Opinie

www.sxc.hu
www.sxc.hu

GUS na ratunek Donaldowi Tuskowi: Pomaga ukryć fakt, że w Polsce żyje mniej niż 37 milionów ludzi

Zbigniew Kuźmiuk

Zbigniew Kuźmiuk

Dr nauk ekonomicznych, poseł na sejm RP, poseł do PE w latach 2004-2009, obecnie ponownie wybrany, wcześniej marszałek województwa mazowieckiego, radny województwa mazowieckiego, minister-szef Rządowego Centrum Studiów Strategicznych, wojewoda radomski, nauczyciel akademicki Politechniki Radomskiej, promotor wielu prac magisterskich i licencjackich.

  • Opublikowano: 26 sierpnia 2014, 12:48

  • Powiększ tekst

Mimo tego, że już w 2011 roku Główny Urząd Statystyczny (GUS), zapowiedział publikowanie dwóch stanów ludności naszego kraju tzw. faktycznej, oraz rezydującej, do tej nie wywiązuje się z tego obowiązku.

Teraz urzędnicy GUS twierdzą, że rozporządzenie PE i Rady nr 1260/2013 z 13 grudnia 2013 roku, zobowiązuje ich do publikacji dwóch stanów ludności Polski ale dopiero od 2016 roku.
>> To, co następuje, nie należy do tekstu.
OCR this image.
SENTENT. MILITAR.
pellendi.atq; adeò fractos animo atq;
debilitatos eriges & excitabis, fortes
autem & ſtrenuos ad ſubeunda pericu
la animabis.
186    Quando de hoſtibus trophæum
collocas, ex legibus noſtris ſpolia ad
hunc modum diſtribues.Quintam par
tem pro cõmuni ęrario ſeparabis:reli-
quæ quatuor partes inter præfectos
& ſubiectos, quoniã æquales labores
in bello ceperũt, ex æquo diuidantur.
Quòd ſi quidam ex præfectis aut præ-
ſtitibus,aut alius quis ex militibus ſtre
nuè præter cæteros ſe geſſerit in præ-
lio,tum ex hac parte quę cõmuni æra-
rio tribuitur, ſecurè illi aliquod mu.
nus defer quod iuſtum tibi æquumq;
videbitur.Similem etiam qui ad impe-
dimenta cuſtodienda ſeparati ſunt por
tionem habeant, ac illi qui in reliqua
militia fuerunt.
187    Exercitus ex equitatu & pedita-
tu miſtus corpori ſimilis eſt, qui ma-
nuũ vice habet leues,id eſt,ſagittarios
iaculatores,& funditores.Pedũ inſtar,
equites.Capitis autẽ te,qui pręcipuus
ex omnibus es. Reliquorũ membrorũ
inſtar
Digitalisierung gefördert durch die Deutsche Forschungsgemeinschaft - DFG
Faktyczna liczba to według definicji, którą posługuje się GUS, obejmuje wszystkich stałych mieszkańców naszego kraju, poza tymi którzy przebywają ponad 3 miesiące poza miejscem swojego zamieszkania ale w kraju (w ramach tej definicji więc stałymi mieszkańcami naszego kraju, są także wszyscy ci którzy wyjechali za granicę nawet na stałe).

Z kolei definicja ludności rezydującej obejmuje wszystkich mieszkających na stałe w kraju, poza tymi które wyjechały za granicę i przebywają tam dłużej niż 12 miesięcy i jak łatwo się domyślić, to właśnie ta liczba w miarę wiernie oddaje „ludnościową rzeczywistość”.

Dlaczego GUS w tej sprawie zachowuje się tak powściągliwie? Otóż gdyby GUS opublikował dane dotyczące ludności rezydującej, okazałoby się, że jest nas tylko około 36,8 mln tj. o 1,7 mln mniej niż to wynika z urzędowych publikacji.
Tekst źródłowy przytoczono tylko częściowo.